Moral outrage attends the probe of the U.S. bond-market scandal






Martin Mayer

Simon & Schuster

256 pages; $23

Memory on Wall Street can be quite short. The venerable firm of Salomon Brothers, traders extraordinaire, holds steady in the firmament of the markets, if not quite in the august place it held before news broke in 1991 of Treasury bond auction scandals. Still, it's hard to believe, given the rapid rehabilitation of Salomon, that in the wake of the revelation that traders made illegal bids for government bonds -- which led to the dumping of top management and the temporary takeover by folksy billionaire Warren Buffett -- that many questioned the firm's very viability.

That's at the crux of the difficult set of circumstances with which the multi-talented business writer Martin Mayer has to work in putting together this book. He has a scandal that, except for the fates of a few individuals, didn't rock Wall Street. (After all, the much more widely known legal troubles of Drexel Burnham Lambert, that overused symbol of 1980s excess, sank the firm, and junk-bond king Michael Milken is still of enough interest to rate an interview with Barbara Walters.)

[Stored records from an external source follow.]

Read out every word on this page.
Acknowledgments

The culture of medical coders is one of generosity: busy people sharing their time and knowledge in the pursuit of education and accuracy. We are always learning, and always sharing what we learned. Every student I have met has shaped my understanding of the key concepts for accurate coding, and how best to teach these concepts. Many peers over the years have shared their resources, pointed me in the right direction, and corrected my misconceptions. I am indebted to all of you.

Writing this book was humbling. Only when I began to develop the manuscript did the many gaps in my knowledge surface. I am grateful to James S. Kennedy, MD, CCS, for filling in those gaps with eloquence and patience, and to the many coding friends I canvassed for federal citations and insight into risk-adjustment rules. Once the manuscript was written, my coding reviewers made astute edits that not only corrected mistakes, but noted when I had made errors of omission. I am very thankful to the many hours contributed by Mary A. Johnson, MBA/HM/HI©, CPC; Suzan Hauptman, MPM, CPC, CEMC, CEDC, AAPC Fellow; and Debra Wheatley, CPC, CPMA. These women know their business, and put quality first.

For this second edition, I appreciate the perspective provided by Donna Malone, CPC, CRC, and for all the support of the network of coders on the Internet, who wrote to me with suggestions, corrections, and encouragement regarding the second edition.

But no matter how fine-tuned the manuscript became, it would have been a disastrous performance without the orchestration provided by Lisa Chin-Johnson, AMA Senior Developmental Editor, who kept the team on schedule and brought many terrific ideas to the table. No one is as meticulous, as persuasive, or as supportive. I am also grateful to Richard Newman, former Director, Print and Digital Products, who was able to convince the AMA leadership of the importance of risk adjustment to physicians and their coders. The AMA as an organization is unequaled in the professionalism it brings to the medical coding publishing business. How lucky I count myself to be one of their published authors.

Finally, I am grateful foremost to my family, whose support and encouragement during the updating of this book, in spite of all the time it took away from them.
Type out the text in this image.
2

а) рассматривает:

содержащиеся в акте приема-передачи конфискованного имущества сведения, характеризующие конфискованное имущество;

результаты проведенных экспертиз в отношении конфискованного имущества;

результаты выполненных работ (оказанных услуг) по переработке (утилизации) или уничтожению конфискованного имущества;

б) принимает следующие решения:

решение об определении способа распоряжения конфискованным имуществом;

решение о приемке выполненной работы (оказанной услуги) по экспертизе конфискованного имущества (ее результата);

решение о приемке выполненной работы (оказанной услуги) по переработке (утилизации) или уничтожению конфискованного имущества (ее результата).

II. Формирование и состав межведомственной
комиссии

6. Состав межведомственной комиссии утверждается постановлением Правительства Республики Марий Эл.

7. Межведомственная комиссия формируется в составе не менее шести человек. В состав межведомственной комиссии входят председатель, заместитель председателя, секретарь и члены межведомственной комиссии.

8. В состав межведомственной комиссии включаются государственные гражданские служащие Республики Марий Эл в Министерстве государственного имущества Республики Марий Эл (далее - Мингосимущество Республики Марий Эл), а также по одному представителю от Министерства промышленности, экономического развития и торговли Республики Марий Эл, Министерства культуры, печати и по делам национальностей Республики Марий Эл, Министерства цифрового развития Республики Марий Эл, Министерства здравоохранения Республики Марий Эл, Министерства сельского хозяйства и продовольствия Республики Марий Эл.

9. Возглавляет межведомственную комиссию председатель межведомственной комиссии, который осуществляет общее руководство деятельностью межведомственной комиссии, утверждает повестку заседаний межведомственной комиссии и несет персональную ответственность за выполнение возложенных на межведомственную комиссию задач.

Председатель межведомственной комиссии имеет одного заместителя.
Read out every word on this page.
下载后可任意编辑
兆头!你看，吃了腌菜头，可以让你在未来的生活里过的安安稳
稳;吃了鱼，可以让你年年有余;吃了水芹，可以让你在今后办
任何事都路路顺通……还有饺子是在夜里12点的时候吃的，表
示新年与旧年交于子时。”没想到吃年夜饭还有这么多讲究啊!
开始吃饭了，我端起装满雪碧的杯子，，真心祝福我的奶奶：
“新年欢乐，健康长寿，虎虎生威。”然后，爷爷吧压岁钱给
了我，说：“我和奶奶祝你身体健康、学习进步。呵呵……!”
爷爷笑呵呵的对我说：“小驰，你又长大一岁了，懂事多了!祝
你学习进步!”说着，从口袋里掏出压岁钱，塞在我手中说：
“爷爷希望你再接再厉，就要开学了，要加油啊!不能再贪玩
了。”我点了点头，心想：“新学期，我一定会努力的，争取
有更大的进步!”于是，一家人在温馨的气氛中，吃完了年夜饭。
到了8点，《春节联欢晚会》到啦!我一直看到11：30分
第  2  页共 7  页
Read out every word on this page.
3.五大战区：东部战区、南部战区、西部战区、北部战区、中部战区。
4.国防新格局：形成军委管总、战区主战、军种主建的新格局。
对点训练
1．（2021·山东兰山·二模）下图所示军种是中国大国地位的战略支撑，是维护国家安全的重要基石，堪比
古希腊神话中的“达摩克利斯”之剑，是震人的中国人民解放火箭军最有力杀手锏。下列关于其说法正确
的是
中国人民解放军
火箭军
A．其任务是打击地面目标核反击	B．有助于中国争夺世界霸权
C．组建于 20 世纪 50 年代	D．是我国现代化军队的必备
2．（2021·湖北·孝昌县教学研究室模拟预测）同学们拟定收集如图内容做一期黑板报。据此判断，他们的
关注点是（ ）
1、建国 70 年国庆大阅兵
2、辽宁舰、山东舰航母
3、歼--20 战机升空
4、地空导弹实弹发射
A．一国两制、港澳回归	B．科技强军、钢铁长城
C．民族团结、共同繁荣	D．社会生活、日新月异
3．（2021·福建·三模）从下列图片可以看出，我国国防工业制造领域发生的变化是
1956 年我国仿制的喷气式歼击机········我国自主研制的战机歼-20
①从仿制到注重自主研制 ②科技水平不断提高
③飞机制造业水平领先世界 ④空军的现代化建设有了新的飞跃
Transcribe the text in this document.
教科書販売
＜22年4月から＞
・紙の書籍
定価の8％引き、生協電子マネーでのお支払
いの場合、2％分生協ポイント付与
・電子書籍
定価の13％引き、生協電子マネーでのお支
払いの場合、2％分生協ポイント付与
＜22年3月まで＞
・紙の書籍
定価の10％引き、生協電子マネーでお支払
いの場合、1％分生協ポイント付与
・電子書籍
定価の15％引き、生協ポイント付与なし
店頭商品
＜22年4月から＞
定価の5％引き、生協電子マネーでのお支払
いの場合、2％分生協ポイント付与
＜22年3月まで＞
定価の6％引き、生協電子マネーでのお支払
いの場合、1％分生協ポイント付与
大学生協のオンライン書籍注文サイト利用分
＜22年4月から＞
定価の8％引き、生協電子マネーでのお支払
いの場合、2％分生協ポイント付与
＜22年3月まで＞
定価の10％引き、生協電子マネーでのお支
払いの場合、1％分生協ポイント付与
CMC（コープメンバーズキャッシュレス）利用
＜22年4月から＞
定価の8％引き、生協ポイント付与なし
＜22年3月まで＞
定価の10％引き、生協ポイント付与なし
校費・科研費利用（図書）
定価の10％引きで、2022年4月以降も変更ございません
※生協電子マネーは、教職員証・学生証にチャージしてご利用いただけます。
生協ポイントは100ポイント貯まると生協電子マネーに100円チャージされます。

Mr. Mayer has to probe the not widely understood, though critically important, world of the government securities market and has to explain and illuminate things such as "short squeezes" and "when-issued trading." In general, stocks are sexier than bonds.

He's right in asserting that the transgressions of Salomon in the early 1990s in the U.S. government bond market were significant ones. And his moral outrage seems on target when he dissects the firm's original assertions that the devious doings were solely the work of traders and that upper management of the firm bore no responsibility.

Mr. Mayer cites one unnamed government investigator as maintaining that the Salomon case was worse than anything that Drexel did. Using language far too salty for a daily newspaper, this person asserts that junk-bond financing took on only corporate America, while arrogant Salomon Brothers thought it could have its way at the expense of the U.S. government.

Through a notable career in book and newspaper writing, the author has rightfully won renown for casting a critical and knowledgeable eye on our financial markets and institutions and, more important, for explaining clearly the inner workings and importance of those markets.

While that talent is on display on occasion here (especially in discussing the risks of such off-balance-sheet transactions as interest-rate and foreign-currency swaps), Mr. Mayer fails in the larger task of bringing life to Salomon Brothers and the bond-auction scandals.

Most of this book is devoted to a comprehensive history of Salomon, presumably to show the changes that led to an environment in which the alleged transgressions could take place.

But Mr. Mayer's tale of Salomon's evolution into a public company, and then into possibly the biggest force on Wall Street in the 1980s, can't compare with "Liar's Poker," Michael Lewis' 1989 best seller on Salomon, in providing a vivid picture and almost visceral feel for what it was like amid all that power, money and arrogance.

To be sure, Mr. Lewis' iconoclastic account doesn't have the comprehensiveness of Mr. Mayer's history, and Mr. Lewis didn't have to cope with reporting on an ongoing legal morass. But if an important criterion for judging a book on financial topics is the ability to make the informed reader appreciate the life and blood of an organization or individual, Mr. Lewis was equal to the task and Mr. Mayer was not.

What of John Gutfreund, once called the "king of Wall Street," who was knocked from the top of Salomon by the bond auction mess? Mr. Mayer seems to have a mixed opinion, at one point seeing him as a victim of the "Peter Principle" -- a talented trader and underwriter with instincts that "had nothing to do with managing people or making policy decisions."

And Mr. Mayer places the problems at Salomon in the larger context of the 1980s ethos, when "the practice of all professions in the United States . . . moved from a context of relationships to a context of transactions. . . . This is not the real world, and if it were the real world, one would wish to change it."

Mr. Lipschutz is a writer who lives in New York.